Synopsis and Review:
"Vivarium" had its official debut at the Cannes Film Festival of 2019. The film follows the story of a young couple, comprised of Gemma and Tom, who are on the market for a new home. They visit the offices for a new subdivision, and the odd looking sales representative drives them to the house that is finished and ready to be lived in. The sub-division is odd looking, with the houses stretching for miles, and all exact replicas of one another. After walking through the house, Gemma and Tom realize Martin, the salesman, is gone. As they try to get out of the subdivision, they keep going back to the same house they just walked through. They try for the whole day, until the car runs out of gas. They end up sleeping in the house, and the following day they try to walk away from the subdivision, and yet they always find themselves in the exact same spot. They start receiving boxes with food, until one day they receive a box with a baby. The box states - raise the child and you'll be freed. The child grows very rapidly, but sounds odd, has strange behaviors that are driving Gemma and Tom to the brink of exhaustion. While smoking in the yard, Tom realizes that their terrain is artificial, and he starts digging, in the hopes that it leads to a possible exit.

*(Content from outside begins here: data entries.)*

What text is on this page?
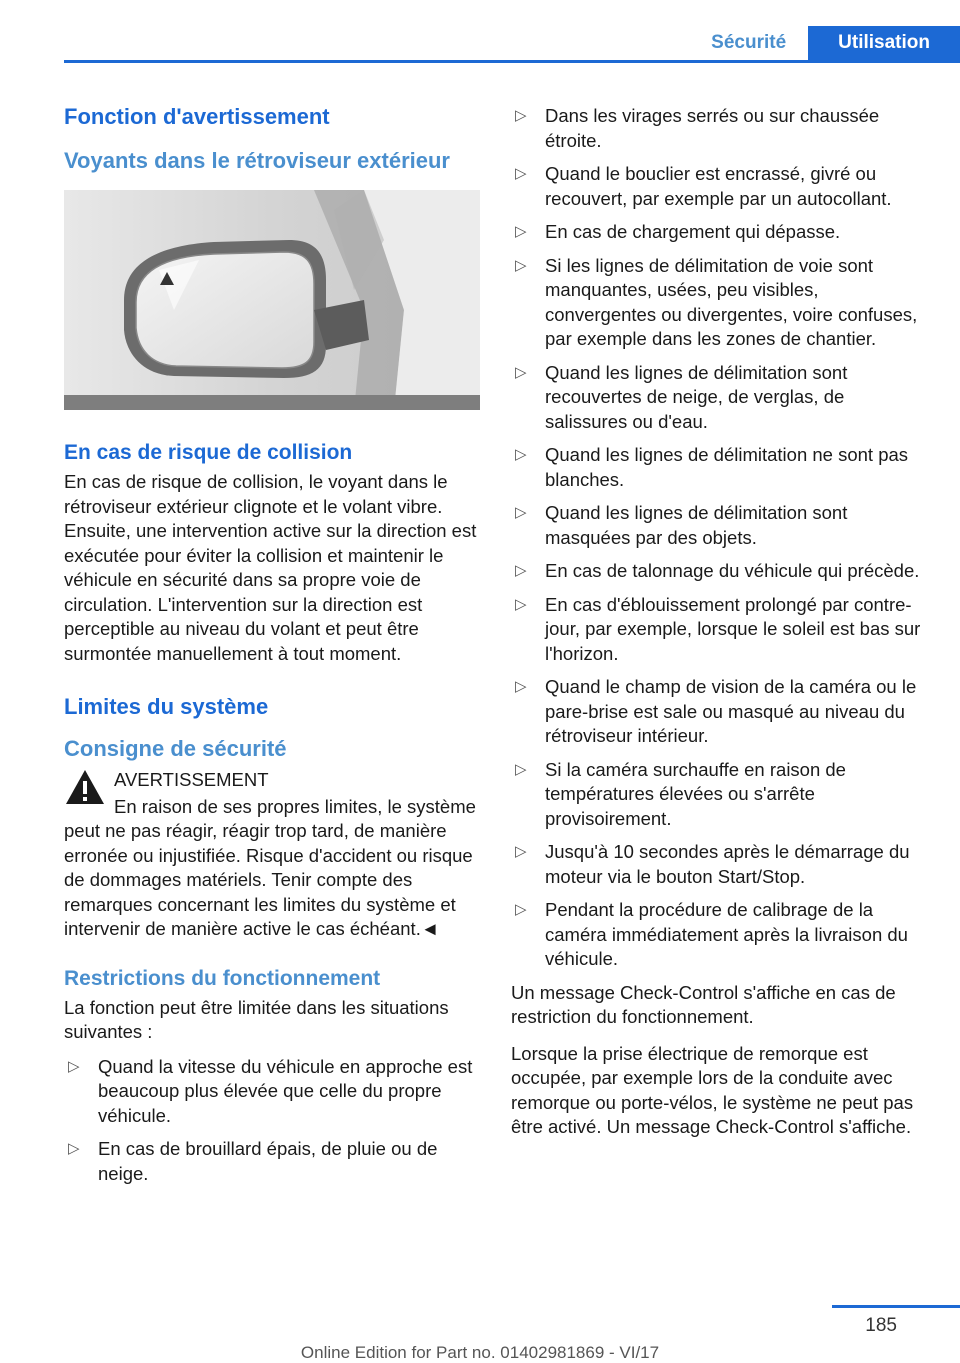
Sécurité	Utilisation
Fonction d'avertissement
Voyants dans le rétroviseur extérieur
En cas de risque de collision

En cas de risque de collision, le voyant dans le rétroviseur extérieur clignote et le volant vibre. Ensuite, une intervention active sur la direction est exécutée pour éviter la collision et maintenir le véhicule en sécurité dans sa propre voie de circulation. L'intervention sur la direction est perceptible au niveau du volant et peut être surmontée manuellement à tout moment.

Limites du système
Consigne de sécurité
AVERTISSEMENT

En raison de ses propres limites, le système peut ne pas réagir, réagir trop tard, de manière erronée ou injustifiée. Risque d'accident ou risque de dommages matériels. Tenir compte des remarques concernant les limites du système et intervenir de manière active le cas échéant.◄

Restrictions du fonctionnement

La fonction peut être limitée dans les situations suivantes :

▷ Quand la vitesse du véhicule en approche est beaucoup plus élevée que celle du propre véhicule.
▷ En cas de brouillard épais, de pluie ou de neige.
▷ Dans les virages serrés ou sur chaussée étroite.
▷ Quand le bouclier est encrassé, givré ou recouvert, par exemple par un autocollant.
▷ En cas de chargement qui dépasse.
▷ Si les lignes de délimitation de voie sont manquantes, usées, peu visibles, convergentes ou divergentes, voire confuses, par exemple dans les zones de chantier.
▷ Quand les lignes de délimitation sont recouvertes de neige, de verglas, de salissures ou d'eau.
▷ Quand les lignes de délimitation ne sont pas blanches.
▷ Quand les lignes de délimitation sont masquées par des objets.
▷ En cas de talonnage du véhicule qui précède.
▷ En cas d'éblouissement prolongé par contre-jour, par exemple, lorsque le soleil est bas sur l'horizon.
▷ Quand le champ de vision de la caméra ou le pare-brise est sale ou masqué au niveau du rétroviseur intérieur.
▷ Si la caméra surchauffe en raison de températures élevées ou s'arrête provisoirement.
▷ Jusqu'à 10 secondes après le démarrage du moteur via le bouton Start/Stop.
▷ Pendant la procédure de calibrage de la caméra immédiatement après la livraison du véhicule.

Un message Check-Control s'affiche en cas de restriction du fonctionnement.

Lorsque la prise électrique de remorque est occupée, par exemple lors de la conduite avec remorque ou porte-vélos, le système ne peut pas être activé. Un message Check-Control s'affiche.

185
Online Edition for Part no. 01402981869 - VI/17
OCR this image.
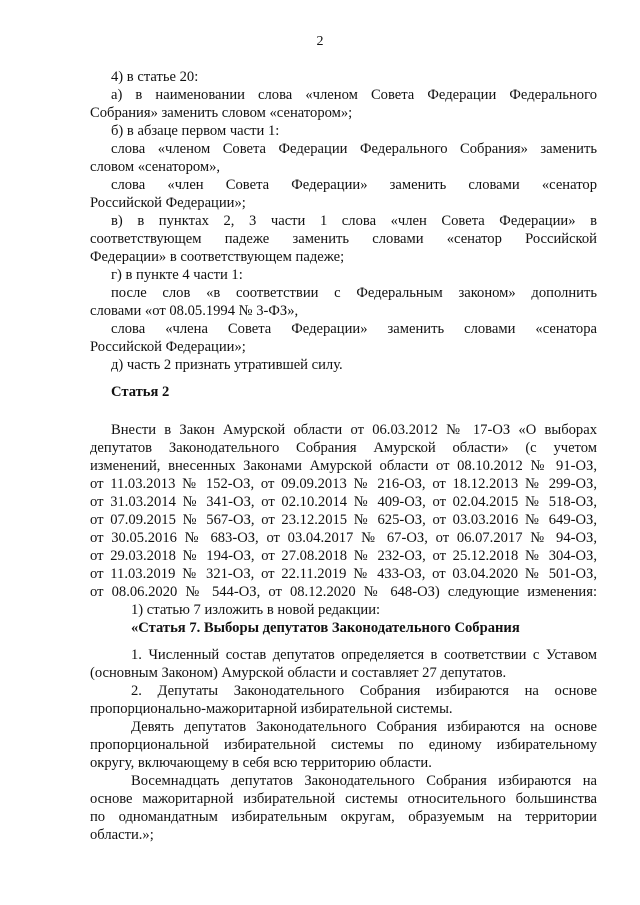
2
4) в статье 20:
а) в наименовании слова «членом Совета Федерации Федерального
Собрания» заменить словом «сенатором»;
б) в абзаце первом части 1:
слова «членом Совета Федерации Федерального Собрания» заменить
словом «сенатором»,
слова «член Совета Федерации» заменить словами «сенатор
Российской Федерации»;
в) в пунктах 2, 3 части 1 слова «член Совета Федерации» в
соответствующем падеже заменить словами «сенатор Российской
Федерации» в соответствующем падеже;
г) в пункте 4 части 1:
после слов «в соответствии с Федеральным законом» дополнить
словами «от 08.05.1994 № 3-ФЗ»,
слова «члена Совета Федерации» заменить словами «сенатора
Российской Федерации»;
д) часть 2 признать утратившей силу.
Статья 2
Внести в Закон Амурской области от 06.03.2012 № 17-ОЗ «О выборах
депутатов Законодательного Собрания Амурской области» (с учетом
изменений, внесенных Законами Амурской области от 08.10.2012 № 91-ОЗ,
от 11.03.2013 № 152-ОЗ, от 09.09.2013 № 216-ОЗ, от 18.12.2013 № 299-ОЗ,
от 31.03.2014 № 341-ОЗ, от 02.10.2014 № 409-ОЗ, от 02.04.2015 № 518-ОЗ,
от 07.09.2015 № 567-ОЗ, от 23.12.2015 № 625-ОЗ, от 03.03.2016 № 649-ОЗ,
от 30.05.2016 № 683-ОЗ, от 03.04.2017 № 67-ОЗ, от 06.07.2017 № 94-ОЗ,
от 29.03.2018 № 194-ОЗ, от 27.08.2018 № 232-ОЗ, от 25.12.2018 № 304-ОЗ,
от 11.03.2019 № 321-ОЗ, от 22.11.2019 № 433-ОЗ, от 03.04.2020 № 501-ОЗ,
от 08.06.2020 № 544-ОЗ, от 08.12.2020 № 648-ОЗ) следующие изменения:
1) статью 7 изложить в новой редакции:
«Статья 7. Выборы депутатов Законодательного Собрания
1. Численный состав депутатов определяется в соответствии с Уставом
(основным Законом) Амурской области и составляет 27 депутатов.
2. Депутаты Законодательного Собрания избираются на основе
пропорционально-мажоритарной избирательной системы.
Девять депутатов Законодательного Собрания избираются на основе
пропорциональной избирательной системы по единому избирательному
округу, включающему в себя всю территорию области.
Восемнадцать депутатов Законодательного Собрания избираются на
основе мажоритарной избирательной системы относительного большинства
по одномандатным избирательным округам, образуемым на территории
области.»;
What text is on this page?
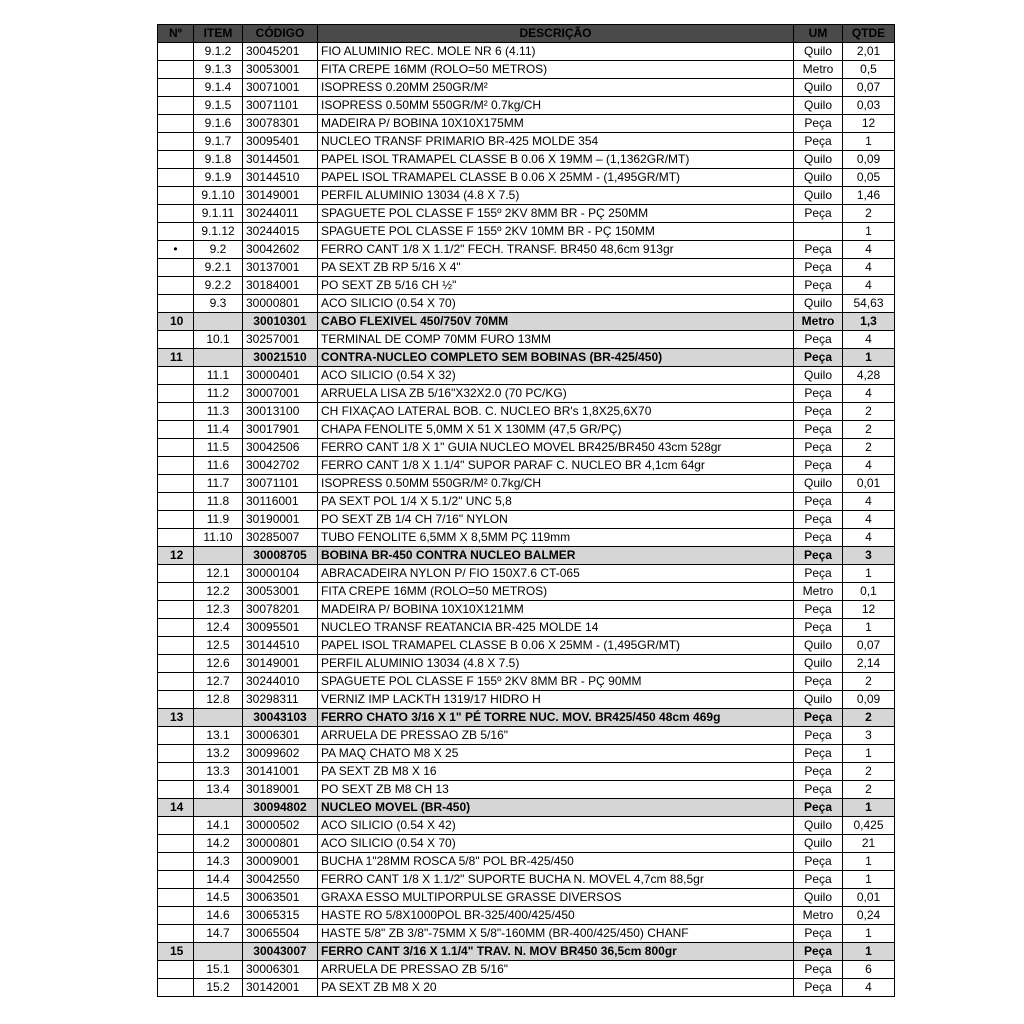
Nº	ITEM	CÓDIGO	DESCRIÇÃO	UM	QTDE
	9.1.2	30045201	FIO ALUMINIO REC. MOLE NR 6 (4.11)	Quilo	2,01
	9.1.3	30053001	FITA CREPE 16MM (ROLO=50 METROS)	Metro	0,5
	9.1.4	30071001	ISOPRESS 0.20MM 250GR/M²	Quilo	0,07
	9.1.5	30071101	ISOPRESS 0.50MM 550GR/M² 0.7kg/CH	Quilo	0,03
	9.1.6	30078301	MADEIRA P/ BOBINA 10X10X175MM	Peça	12
	9.1.7	30095401	NUCLEO TRANSF PRIMARIO BR-425 MOLDE 354	Peça	1
	9.1.8	30144501	PAPEL ISOL TRAMAPEL CLASSE B 0.06 X 19MM – (1,1362GR/MT)	Quilo	0,09
	9.1.9	30144510	PAPEL ISOL TRAMAPEL CLASSE B 0.06 X 25MM - (1,495GR/MT)	Quilo	0,05
	9.1.10	30149001	PERFIL ALUMINIO 13034 (4.8 X 7.5)	Quilo	1,46
	9.1.11	30244011	SPAGUETE POL CLASSE F 155º 2KV 8MM BR - PÇ 250MM	Peça	2
	9.1.12	30244015	SPAGUETE POL CLASSE F 155º 2KV 10MM BR - PÇ 150MM		1
•	9.2	30042602	FERRO CANT 1/8 X 1.1/2" FECH. TRANSF. BR450 48,6cm 913gr	Peça	4
	9.2.1	30137001	PA SEXT ZB RP 5/16 X 4"	Peça	4
	9.2.2	30184001	PO SEXT ZB 5/16 CH ½"	Peça	4
	9.3	30000801	ACO SILICIO (0.54 X 70)	Quilo	54,63
10		30010301	CABO FLEXIVEL 450/750V 70MM	Metro	1,3
	10.1	30257001	TERMINAL DE COMP 70MM FURO 13MM	Peça	4
11		30021510	CONTRA-NUCLEO COMPLETO SEM BOBINAS (BR-425/450)	Peça	1
	11.1	30000401	ACO SILICIO (0.54 X 32)	Quilo	4,28
	11.2	30007001	ARRUELA LISA ZB 5/16"X32X2.0 (70 PC/KG)	Peça	4
	11.3	30013100	CH FIXAÇAO LATERAL BOB. C. NUCLEO BR's 1,8X25,6X70	Peça	2
	11.4	30017901	CHAPA FENOLITE 5,0MM X 51 X 130MM (47,5 GR/PÇ)	Peça	2
	11.5	30042506	FERRO CANT 1/8 X 1" GUIA NUCLEO MOVEL BR425/BR450 43cm 528gr	Peça	2
	11.6	30042702	FERRO CANT 1/8 X 1.1/4" SUPOR PARAF C. NUCLEO BR 4,1cm 64gr	Peça	4
	11.7	30071101	ISOPRESS 0.50MM 550GR/M² 0.7kg/CH	Quilo	0,01
	11.8	30116001	PA SEXT POL 1/4 X 5.1/2" UNC 5,8	Peça	4
	11.9	30190001	PO SEXT ZB 1/4 CH 7/16" NYLON	Peça	4
	11.10	30285007	TUBO FENOLITE 6,5MM X 8,5MM PÇ 119mm	Peça	4
12		30008705	BOBINA BR-450 CONTRA NUCLEO BALMER	Peça	3
	12.1	30000104	ABRACADEIRA NYLON P/ FIO 150X7.6 CT-065	Peça	1
	12.2	30053001	FITA CREPE 16MM (ROLO=50 METROS)	Metro	0,1
	12.3	30078201	MADEIRA P/ BOBINA 10X10X121MM	Peça	12
	12.4	30095501	NUCLEO TRANSF REATANCIA BR-425 MOLDE 14	Peça	1
	12.5	30144510	PAPEL ISOL TRAMAPEL CLASSE B 0.06 X 25MM - (1,495GR/MT)	Quilo	0,07
	12.6	30149001	PERFIL ALUMINIO 13034 (4.8 X 7.5)	Quilo	2,14
	12.7	30244010	SPAGUETE POL CLASSE F 155º 2KV 8MM BR - PÇ 90MM	Peça	2
	12.8	30298311	VERNIZ IMP LACKTH 1319/17 HIDRO H	Quilo	0,09
13		30043103	FERRO CHATO 3/16 X 1" PÉ TORRE NUC. MOV. BR425/450 48cm 469g	Peça	2
	13.1	30006301	ARRUELA DE PRESSAO ZB 5/16"	Peça	3
	13.2	30099602	PA MAQ CHATO M8 X 25	Peça	1
	13.3	30141001	PA SEXT ZB M8 X 16	Peça	2
	13.4	30189001	PO SEXT ZB M8 CH 13	Peça	2
14		30094802	NUCLEO MOVEL (BR-450)	Peça	1
	14.1	30000502	ACO SILICIO (0.54 X 42)	Quilo	0,425
	14.2	30000801	ACO SILICIO (0.54 X 70)	Quilo	21
	14.3	30009001	BUCHA 1"28MM ROSCA 5/8" POL BR-425/450	Peça	1
	14.4	30042550	FERRO CANT 1/8 X 1.1/2" SUPORTE BUCHA N. MOVEL 4,7cm 88,5gr	Peça	1
	14.5	30063501	GRAXA ESSO MULTIPORPULSE GRASSE DIVERSOS	Quilo	0,01
	14.6	30065315	HASTE RO 5/8X1000POL BR-325/400/425/450	Metro	0,24
	14.7	30065504	HASTE 5/8" ZB 3/8"-75MM X 5/8"-160MM (BR-400/425/450) CHANF	Peça	1
15		30043007	FERRO CANT 3/16 X 1.1/4" TRAV. N. MOV BR450 36,5cm 800gr	Peça	1
	15.1	30006301	ARRUELA DE PRESSAO ZB 5/16"	Peça	6
	15.2	30142001	PA SEXT ZB M8 X 20	Peça	4
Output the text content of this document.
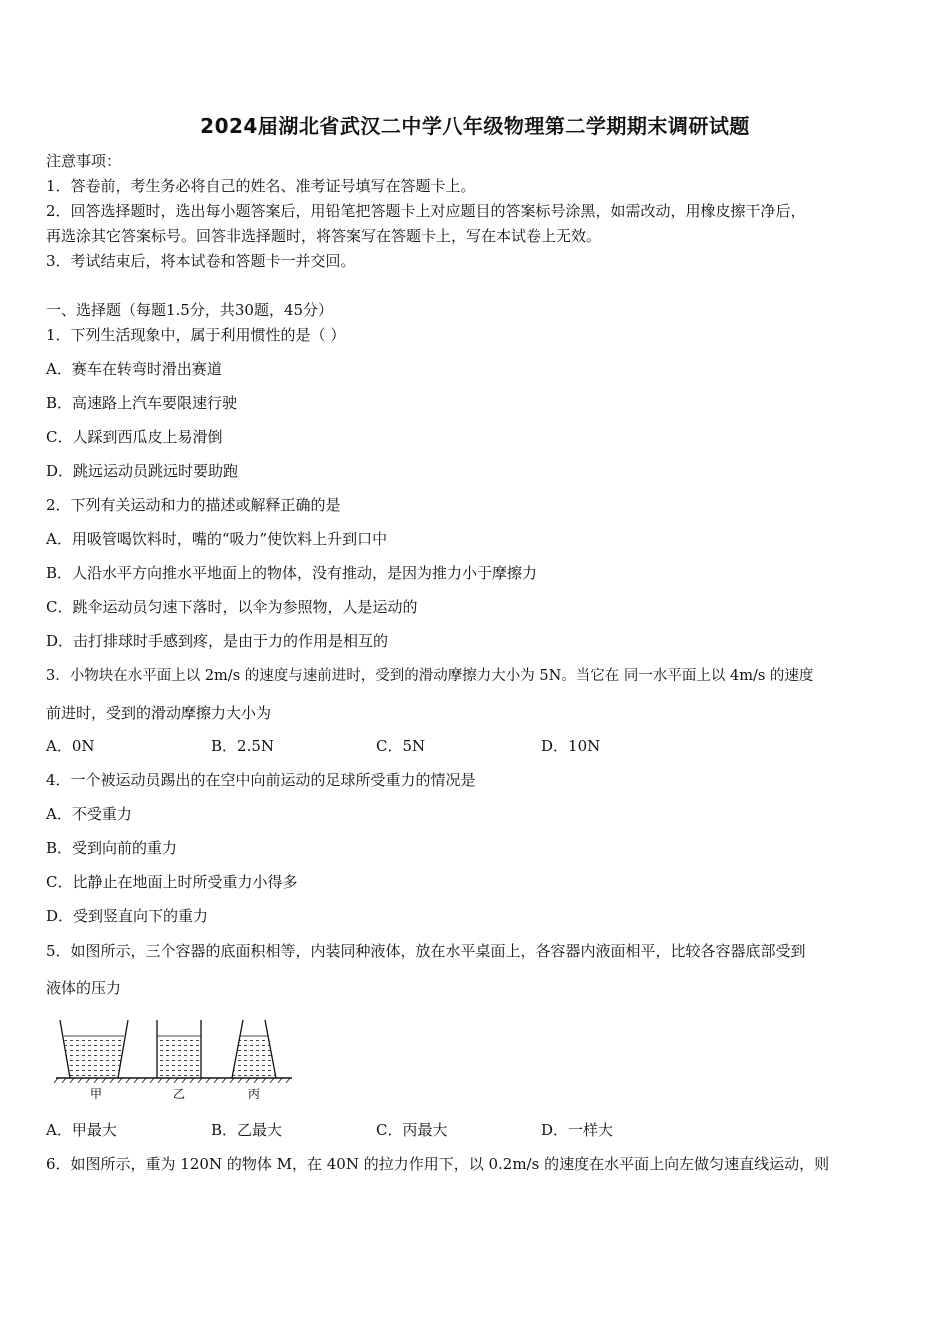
2024届湖北省武汉二中学八年级物理第二学期期末调研试题
注意事项：
1．答卷前，考生务必将自己的姓名、准考证号填写在答题卡上。
2．回答选择题时，选出每小题答案后，用铅笔把答题卡上对应题目的答案标号涂黑，如需改动，用橡皮擦干净后，
再选涂其它答案标号。回答非选择题时，将答案写在答题卡上，写在本试卷上无效。
3．考试结束后，将本试卷和答题卡一并交回。
一、选择题（每题1.5分，共30题，45分）
1．下列生活现象中，属于利用惯性的是（ ）
A．赛车在转弯时滑出赛道
B．高速路上汽车要限速行驶
C．人踩到西瓜皮上易滑倒
D．跳远运动员跳远时要助跑
2．下列有关运动和力的描述或解释正确的是
A．用吸管喝饮料时，嘴的“吸力”使饮料上升到口中
B．人沿水平方向推水平地面上的物体，没有推动，是因为推力小于摩擦力
C．跳伞运动员匀速下落时，以伞为参照物，人是运动的
D．击打排球时手感到疼，是由于力的作用是相互的
3．小物块在水平面上以 2m/s 的速度与速前进时，受到的滑动摩擦力大小为 5N。当它在 同一水平面上以 4m/s 的速度
前进时，受到的滑动摩擦力大小为
A．0N	B．2.5N	C．5N	D．10N
4．一个被运动员踢出的在空中向前运动的足球所受重力的情况是
A．不受重力
B．受到向前的重力
C．比静止在地面上时所受重力小得多
D．受到竖直向下的重力
5．如图所示，三个容器的底面积相等，内装同种液体，放在水平桌面上，各容器内液面相平，比较各容器底部受到
液体的压力
甲	乙	丙
A．甲最大	B．乙最大	C．丙最大	D．一样大
6．如图所示，重为 120N 的物体 M，在 40N 的拉力作用下，以 0.2m/s 的速度在水平面上向左做匀速直线运动，则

"Vivarium" is director Lorcan Finnegan's follow up to his feature film debut, "Without Name". It's a film that utilizes the cuckoo metaphor that it showcases early on in the film, to build this surreal story of a couple lost in this reality, where they're prisoners and stuck with raising this entity who is devoid of any type of human emotion. It's a film that has some potential, yet never really dives into the creepiness of the creature itself (only showing glimpses of that towards the end), nor the disintegration of the relationship of the young couple. Both the surreal aspect of this story could've have been explored further, as could the humane aspect of it, namely focusing on how two young people react to the upheaval of their realities. It's a film that could have veered in the direction of a really interesting take on "Twilight Zone" or something more akin to Charlie Kaufman and Michel Gondry's "Eternal Sunshine of the Spotless Mind", but in the end, it just hasn't the ambition to go in either direction. In the end it's just an interesting exercise, supported by Imogen Poots and Jesse Eisenberg, both great actors, who bring the young couple to life, but then have very little to do with it. It had some potential, but it's not a memorable endeavor.